Another silence and a deep breath and her voice grew stronger. “After the horror of the act, we realize the horror of the man,” he said in a dry voice. He tells of scavengers taking pictures rather than rescuing the injured. And “fuckers” who rob the victims. “There was one on my mother… The horror of humanity. The latter dies before help arrives. His father is “overwhelmed with urgency”. At the CHU, “I was like a zombie. I was wandering,” he said.

Then we had to go home. Tell loved ones the terrible news. After three days, he remembers that his in-laws’ dog stayed in the car parked in the parking lot. The windows were ajar and the car was in the basement. The dog, which has since become Christophe Lyon’s “mascot”, is alive. He allows himself a first smile.

What follows is stupefaction. Silence, withdrawal from the world. To get back on his feet, he chose to throw himself into work headlong. “Twelve hours a day including Saturday. »

Political recuperation and the shock of the autopsy

He also discovers political recovery and has no tender words for those who try it.
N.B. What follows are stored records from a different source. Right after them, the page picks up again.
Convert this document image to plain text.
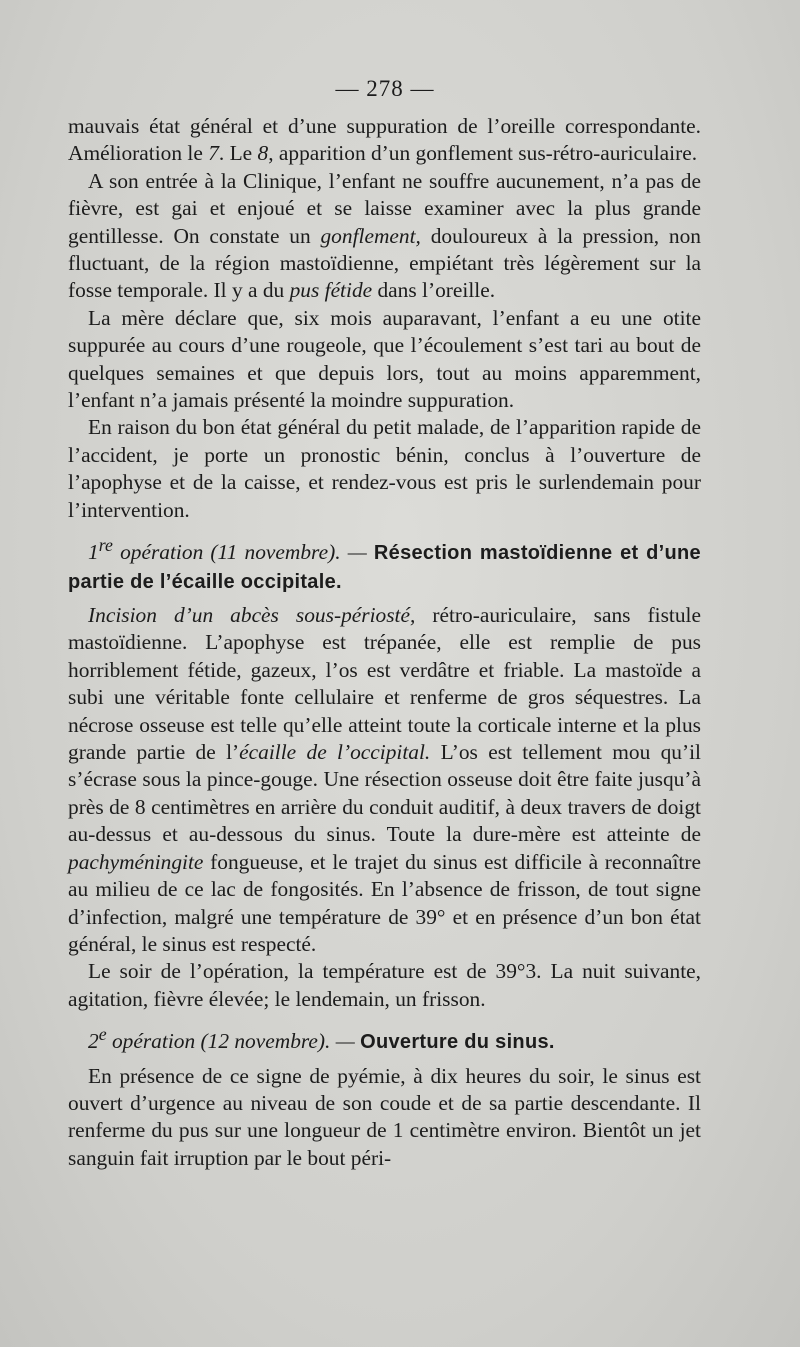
— 278 —

mauvais état général et d’une suppuration de l’oreille correspondante. Amélioration le 7. Le 8, apparition d’un gonflement sus-rétro-auriculaire.

A son entrée à la Clinique, l’enfant ne souffre aucunement, n’a pas de fièvre, est gai et enjoué et se laisse examiner avec la plus grande gentillesse. On constate un gonflement, douloureux à la pression, non fluctuant, de la région mastoïdienne, empiétant très légèrement sur la fosse temporale. Il y a du pus fétide dans l’oreille.

La mère déclare que, six mois auparavant, l’enfant a eu une otite suppurée au cours d’une rougeole, que l’écoulement s’est tari au bout de quelques semaines et que depuis lors, tout au moins apparemment, l’enfant n’a jamais présenté la moindre suppuration.

En raison du bon état général du petit malade, de l’apparition rapide de l’accident, je porte un pronostic bénin, conclus à l’ouverture de l’apophyse et de la caisse, et rendez-vous est pris le surlendemain pour l’intervention.

1re opération (11 novembre). — Résection mastoïdienne et d’une partie de l’écaille occipitale.

Incision d’un abcès sous-périosté, rétro-auriculaire, sans fistule mastoïdienne. L’apophyse est trépanée, elle est remplie de pus horriblement fétide, gazeux, l’os est verdâtre et friable. La mastoïde a subi une véritable fonte cellulaire et renferme de gros séquestres. La nécrose osseuse est telle qu’elle atteint toute la corticale interne et la plus grande partie de l’écaille de l’occipital. L’os est tellement mou qu’il s’écrase sous la pince-gouge. Une résection osseuse doit être faite jusqu’à près de 8 centimètres en arrière du conduit auditif, à deux travers de doigt au-dessus et au-dessous du sinus. Toute la dure-mère est atteinte de pachyméningite fongueuse, et le trajet du sinus est difficile à reconnaître au milieu de ce lac de fongosités. En l’absence de frisson, de tout signe d’infection, malgré une température de 39° et en présence d’un bon état général, le sinus est respecté.

Le soir de l’opération, la température est de 39°3. La nuit suivante, agitation, fièvre élevée; le lendemain, un frisson.

2e opération (12 novembre). — Ouverture du sinus.

En présence de ce signe de pyémie, à dix heures du soir, le sinus est ouvert d’urgence au niveau de son coude et de sa partie descendante. Il renferme du pus sur une longueur de 1 centimètre environ. Bientôt un jet sanguin fait irruption par le bout péri-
He thus evokes Christian Estrosi (expected at the helm on October 20) who “runs after me to introduce myself to President Macron and forgets who I am two minutes later”, or even ex-President Nicolas Sarkozy “who wants to meet me but who cancels the meeting when I tell him that I don’t want journalists”.

He then recounts the shock when he receives his father’s autopsy report in November 2019. And a new shock when he learns, at the hearing at the start of the trial, that his father’s organs have been removed. “Nobody ever told us anything. When we went to gather, we thought that all the bodies were whole. This was not the case. We fell back into horror,” he said.

Survivor’s guilt gnaws at him. “If someone had to leave that day, it was surely me, because of my military past, my youthful mistakes,” he wants to convince himself. When he returns to the civil party bench, his twin sisters hug him. The photo of the last family meal fades from the screen.